O comandante pediu ainda menos discursos alarmistas sobre segurança na praça pública, respondendo aos alertas do presidente da Câmara Municipal de Lisboa sobre um clima de insegurança nas ruas da capital. Luís Elias considerou que o político tem legitimidade para as declarações que entender, mas defendeu que as políticas de segurança requerem trabalho efetivo e coordenação entre diferentes entidades, incluindo a própria prefeitura. Os números oficiais não demonstram uma situação de insegurança generalizada, com a criminalidade geral aumentando 2,9% nos primeiros oito meses do ano na área do Cometlis, mas a criminalidade violenta e grave baixando 0,4%.
Sobre os 200 policiais prometidos pelo primeiro-ministro Luís Montenegro para Lisboa em maio, o comandante referiu que está em andamento um curso de formação na Escola Prática de Polícia que termina em 18 de dezembro, esperando que uma parte significativa desses policiais sejam colocados no Cometlis. Em maio, quando terminou o último curso, foram colocados em Lisboa 190 policiais.
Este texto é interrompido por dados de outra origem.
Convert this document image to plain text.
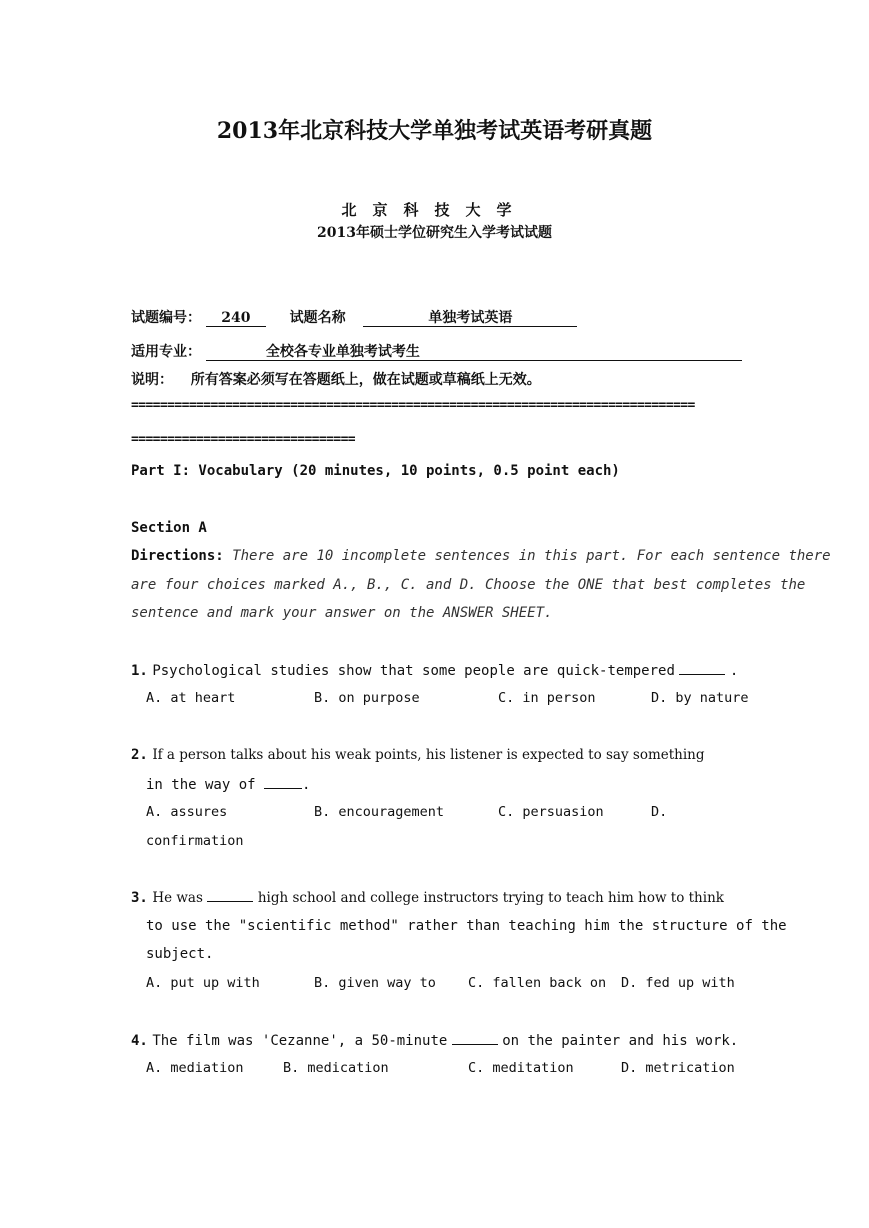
2013年北京科技大学单独考试英语考研真题
北京科技大学
2013年硕士学位研究生入学考试试题
试题编号： 240	试题名称	单独考试英语
适用专业：	全校各专业单独考试考生
说明： 所有答案必须写在答题纸上，做在试题或草稿纸上无效。
==============================================================================
===============================
Part I: Vocabulary (20 minutes, 10 points, 0.5 point each)
Section A
Directions: There are 10 incomplete sentences in this part. For each sentence there
are four choices marked A., B., C. and D. Choose the ONE that best completes the
sentence and mark your answer on the ANSWER SHEET.
1. Psychological studies show that some people are quick-tempered	.
A. at heart	B. on purpose	C. in person	D. by nature
2. If a person talks about his weak points, his listener is expected to say something
in the way of	.
A. assures	B. encouragement	C. persuasion	D.
confirmation
3. He was	high school and college instructors trying to teach him how to think
to use the "scientific method" rather than teaching him the structure of the
subject.
A. put up with	B. given way to C. fallen back on D. fed up with
4. The film was 'Cezanne', a 50-minute	on the painter and his work.
A. mediation	B. medication	C. meditation	D. metrication
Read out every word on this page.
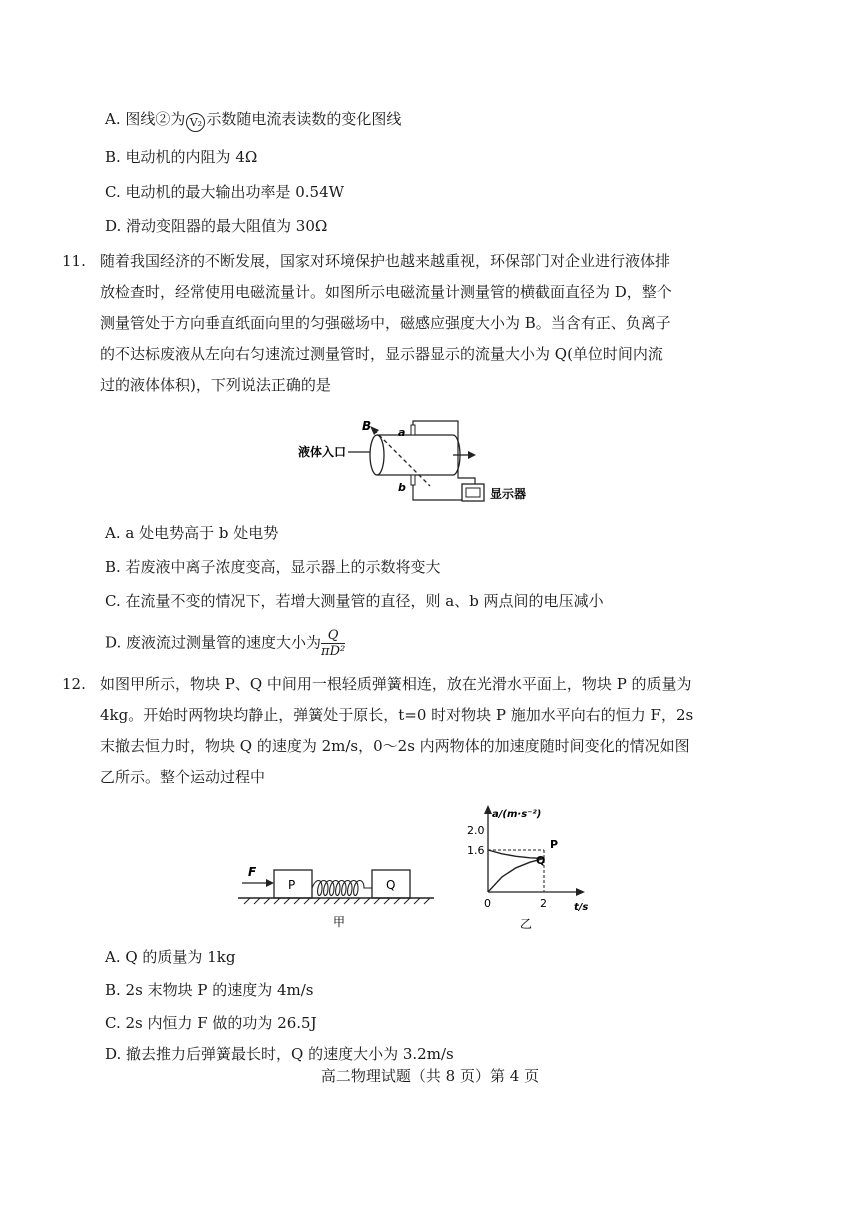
A. 图线②为 V₂ 示数随电流表读数的变化图线
B. 电动机的内阻为 4Ω
C. 电动机的最大输出功率是 0.54W
D. 滑动变阻器的最大阻值为 30Ω
11. 随着我国经济的不断发展，国家对环境保护也越来越重视，环保部门对企业进行液体排
放检查时，经常使用电磁流量计。如图所示电磁流量计测量管的横截面直径为 D，整个
测量管处于方向垂直纸面向里的匀强磁场中，磁感应强度大小为 B。当含有正、负离子
的不达标废液从左向右匀速流过测量管时，显示器显示的流量大小为 Q(单位时间内流
过的液体体积)，下列说法正确的是
液体入口
B a
b	显示器
A. a 处电势高于 b 处电势
B. 若废液中离子浓度变高，显示器上的示数将变大
C. 在流量不变的情况下，若增大测量管的直径，则 a、b 两点间的电压减小
D. 废液流过测量管的速度大小为 $\frac{Q}{\text{πD²}}$
12. 如图甲所示，物块 P、Q 中间用一根轻质弹簧相连，放在光滑水平面上，物块 P 的质量为
4kg。开始时两物块均静止，弹簧处于原长，t=0 时对物块 P 施加水平向右的恒力 F，2s
末撤去恒力时，物块 Q 的速度为 2m/s，0～2s 内两物体的加速度随时间变化的情况如图
乙所示。整个运动过程中
F
P	Q
甲
a/(m·s⁻²)
t/s
2.0
1.6
0	2
P
Q
乙
A. Q 的质量为 1kg
B. 2s 末物块 P 的速度为 4m/s
C. 2s 内恒力 F 做的功为 26.5J
D. 撤去推力后弹簧最长时，Q 的速度大小为 3.2m/s
高二物理试题（共 8 页）第 4 页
Luís Elias avançou ainda que a PSP entregou ao Ministério da Administração Interna uma proposta de reestruturação do dispositivo em Lisboa, Porto e Setúbal, que em alguns casos não implica fechamento de delegacias, mas sim a sua conversão em outro tipo de instalações policiais.
O comandante destacou que o aumento de crimes como tráfico de drogas, condução com álcool ou ilegal, desobediência e furtos por carteiristas na Grande Lisboa explica-se principalmente pelo reforço da presença policial e pela proatividade da PSP. Até ao final de agosto, a PSP fez mais 500 detenções em comparação com o mesmo período do ano anterior. Luís Elias manifestou ainda preocupação com assaltos e roubos organizados por grupos internacionais, referindo-se ao gangue do rolex, um grupo criminoso da América do Sul responsável por assaltos violentos a condutores de veículos topo de gama, cujo caso está a cargo da Polícia Judiciária.